Bibliophiles headed to Europe may want to bookmark this new website: the Bookstore Guide has only been around for about two months, but they already have over 40 independent shops listed on their site. This growing collection includes bookstores in cities like Tbilisi, Istanbul, Oslo, Liverpool and Graz. I discovered the blog because they referred to some reviews I wrote last year about my own European bookstore browsing days.
The allure of the out-of-town bookstore has been written about before, and I’m sure many travelers would agree with this sentiment. I’ve spent many hours on several continents idling in a variety of bookshops, especially English-language ones, which can offer precious familiarity and comfort during long stretches of time in places far from home. My favorite so far? Still has to be Massolit in Krakow, which is actually run by an American from New Jersey.
But now, thanks to Sonja and Ivan (creators of the new guide) we’ve all got a new and expanding list of shops to refer to on future European book-buying (or browsing) excursions.
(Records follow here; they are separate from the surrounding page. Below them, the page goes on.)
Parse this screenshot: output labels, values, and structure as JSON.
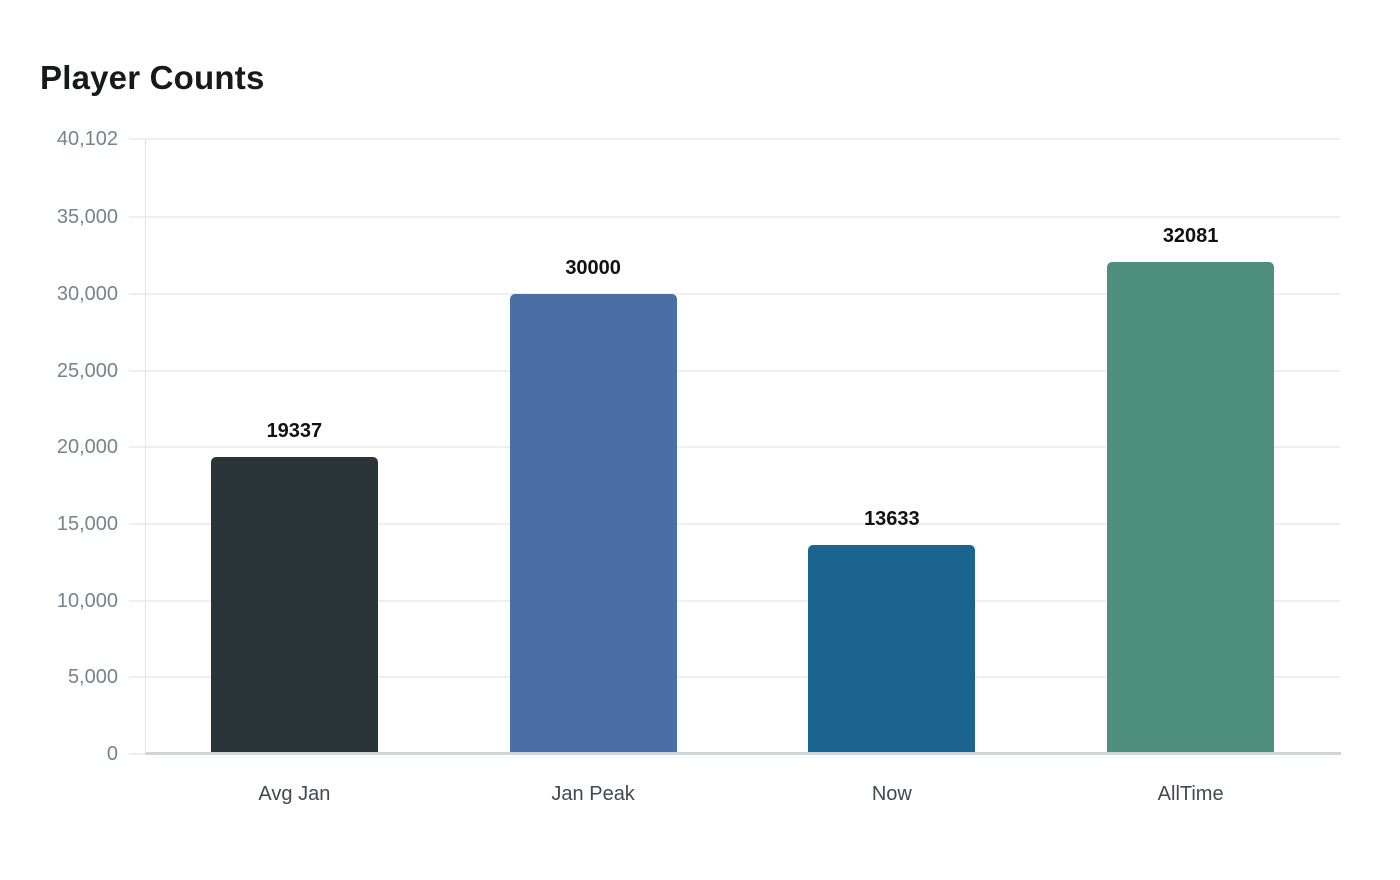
{
  "page": {
    "background": "#ffffff"
  },
  "chart_data": {
    "type": "bar",
    "title": "Player Counts",
    "categories": [
      "Avg Jan",
      "Jan Peak",
      "Now",
      "AllTime"
    ],
    "values": [
      19337,
      30000,
      13633,
      32081
    ],
    "value_labels": [
      "19337",
      "30000",
      "13633",
      "32081"
    ],
    "bar_colors": [
      "#2b3438",
      "#4a6fa6",
      "#1b648f",
      "#4d8e7c"
    ],
    "xlabel": "",
    "ylabel": "",
    "ylim": [
      0,
      40102
    ],
    "yticks": [
      0,
      5000,
      10000,
      15000,
      20000,
      25000,
      30000,
      35000,
      40102
    ],
    "ytick_labels": [
      "0",
      "5,000",
      "10,000",
      "15,000",
      "20,000",
      "25,000",
      "30,000",
      "35,000",
      "40,102"
    ],
    "grid": true,
    "legend": false,
    "colors": {
      "grid_line": "#efefef",
      "baseline": "#d3d6d9",
      "axis_dotted": "#cfcfcf",
      "ytick_text": "#76838c",
      "xtick_text": "#3f4a51",
      "value_text": "#111111",
      "title_text": "#17191c"
    }
  }
}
I walked into the wrong bookstore in Granada, Spain last February, but I’m so glad I did. I was looking for an English-language bookstore on Calle Gracia called Metro, but instead I wound up at a different shop just a few doors down. Libreria Praga shelves mostly Spanish titles, but has a small section of used English-language books. A spine with Simon Winchester’s name caught my eye, and I was soon the owner of a used copy of The Professor and the Madman. This story about the making of the Oxford English Dictionary seemed like something I’d enjoy (which I did when I read it a few months later) but I bought the book simply because of the fascinating inscription I found written in blue ink on the title page:
August 18, 2003: For darling Maggie on her one hundred and fifty-sixth birthday from him who unabashedly adores her – U. David.
Actually, there is another short word scribbled before “U. David”, probably a first name or initial, but I can’t quite make it out. But what an interesting discovery, huh? Was it an inside joke between old friends? Or did someone really live for as many years as Hong Kong was under British rule? Highly unlikely. There is surely a backstory, and one that most likely will remain untold. But for a book-lovin’ traveler, this is one of the best souvenirs around.
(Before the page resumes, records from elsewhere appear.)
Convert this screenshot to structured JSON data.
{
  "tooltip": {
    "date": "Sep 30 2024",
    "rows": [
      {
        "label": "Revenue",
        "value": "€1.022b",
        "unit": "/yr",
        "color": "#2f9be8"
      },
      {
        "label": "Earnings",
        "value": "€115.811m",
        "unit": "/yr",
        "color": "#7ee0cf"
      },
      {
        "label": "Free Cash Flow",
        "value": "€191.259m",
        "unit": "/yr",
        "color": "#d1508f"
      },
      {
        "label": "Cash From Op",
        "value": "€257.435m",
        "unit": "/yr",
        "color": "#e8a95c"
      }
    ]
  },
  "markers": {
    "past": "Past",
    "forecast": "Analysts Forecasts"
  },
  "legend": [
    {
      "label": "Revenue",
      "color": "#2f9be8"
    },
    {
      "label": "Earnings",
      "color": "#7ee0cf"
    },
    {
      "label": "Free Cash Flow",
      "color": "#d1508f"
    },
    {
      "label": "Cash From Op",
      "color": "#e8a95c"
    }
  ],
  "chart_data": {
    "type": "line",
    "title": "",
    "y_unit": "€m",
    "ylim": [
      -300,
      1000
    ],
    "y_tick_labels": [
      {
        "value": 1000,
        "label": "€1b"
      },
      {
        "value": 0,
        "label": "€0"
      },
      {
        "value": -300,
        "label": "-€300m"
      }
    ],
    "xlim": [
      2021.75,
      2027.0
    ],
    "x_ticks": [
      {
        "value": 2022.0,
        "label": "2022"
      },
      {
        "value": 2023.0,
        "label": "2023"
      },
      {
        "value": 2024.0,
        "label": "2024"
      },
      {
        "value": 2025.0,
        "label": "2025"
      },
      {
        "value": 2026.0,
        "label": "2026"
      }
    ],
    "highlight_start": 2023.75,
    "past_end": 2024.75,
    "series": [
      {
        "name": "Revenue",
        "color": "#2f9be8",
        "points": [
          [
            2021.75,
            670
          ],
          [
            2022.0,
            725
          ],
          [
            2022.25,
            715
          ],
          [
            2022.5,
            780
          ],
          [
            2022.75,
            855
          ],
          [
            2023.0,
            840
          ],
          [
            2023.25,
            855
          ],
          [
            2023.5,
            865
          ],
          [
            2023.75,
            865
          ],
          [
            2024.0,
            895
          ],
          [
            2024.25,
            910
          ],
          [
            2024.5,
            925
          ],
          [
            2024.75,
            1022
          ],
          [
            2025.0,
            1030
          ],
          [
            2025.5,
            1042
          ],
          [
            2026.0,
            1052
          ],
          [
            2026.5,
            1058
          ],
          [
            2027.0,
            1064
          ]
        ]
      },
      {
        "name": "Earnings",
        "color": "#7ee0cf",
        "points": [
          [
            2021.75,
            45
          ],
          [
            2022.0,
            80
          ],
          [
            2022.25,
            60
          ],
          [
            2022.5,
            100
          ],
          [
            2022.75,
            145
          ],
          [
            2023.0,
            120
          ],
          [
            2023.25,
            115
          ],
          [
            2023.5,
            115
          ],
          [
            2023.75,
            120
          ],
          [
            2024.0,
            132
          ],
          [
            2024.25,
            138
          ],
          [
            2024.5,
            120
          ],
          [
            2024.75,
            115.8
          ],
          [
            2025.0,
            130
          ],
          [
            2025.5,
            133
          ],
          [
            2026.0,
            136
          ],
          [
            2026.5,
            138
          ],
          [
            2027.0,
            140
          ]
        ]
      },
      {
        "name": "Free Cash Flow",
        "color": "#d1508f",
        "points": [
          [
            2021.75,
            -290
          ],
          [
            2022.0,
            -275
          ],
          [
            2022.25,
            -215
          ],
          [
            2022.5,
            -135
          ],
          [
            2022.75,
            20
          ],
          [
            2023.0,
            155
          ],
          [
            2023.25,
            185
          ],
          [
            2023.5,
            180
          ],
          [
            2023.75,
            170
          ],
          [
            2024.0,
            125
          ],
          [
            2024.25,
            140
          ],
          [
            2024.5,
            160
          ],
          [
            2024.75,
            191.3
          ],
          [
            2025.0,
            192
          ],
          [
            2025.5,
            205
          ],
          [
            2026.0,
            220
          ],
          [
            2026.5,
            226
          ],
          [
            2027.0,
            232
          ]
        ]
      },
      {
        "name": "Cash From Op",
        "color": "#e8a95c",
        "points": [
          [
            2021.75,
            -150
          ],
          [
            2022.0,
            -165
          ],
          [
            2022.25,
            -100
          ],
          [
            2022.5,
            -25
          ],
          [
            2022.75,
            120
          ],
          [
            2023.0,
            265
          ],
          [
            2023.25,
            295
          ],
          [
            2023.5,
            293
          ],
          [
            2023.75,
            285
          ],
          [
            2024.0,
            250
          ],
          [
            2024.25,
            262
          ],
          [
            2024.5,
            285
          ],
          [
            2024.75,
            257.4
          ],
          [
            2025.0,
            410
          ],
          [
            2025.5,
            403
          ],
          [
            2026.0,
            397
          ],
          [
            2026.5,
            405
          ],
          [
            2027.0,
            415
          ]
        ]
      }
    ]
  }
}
If you’ve come across interesting inscriptions, consider submitting them to The Book Inscription Project, a neat online effort to collect special book messages found by readers worldwide. Two recently posted travel-inspired inscriptions on the site reminded me that I have to submit my Granada discovery. Take a look at these: First, a short note to a voyager about finding his special island, inside a copy of Vonnegut’s Galapagos. Second, a Christmas gift for a nomad — a copy of On the Road, the only book that moves as incessantly as he does.
Books move and messages get carried with them, from one reader to the next. What travel treasures have you found (or left for others) inside the front cover of a book?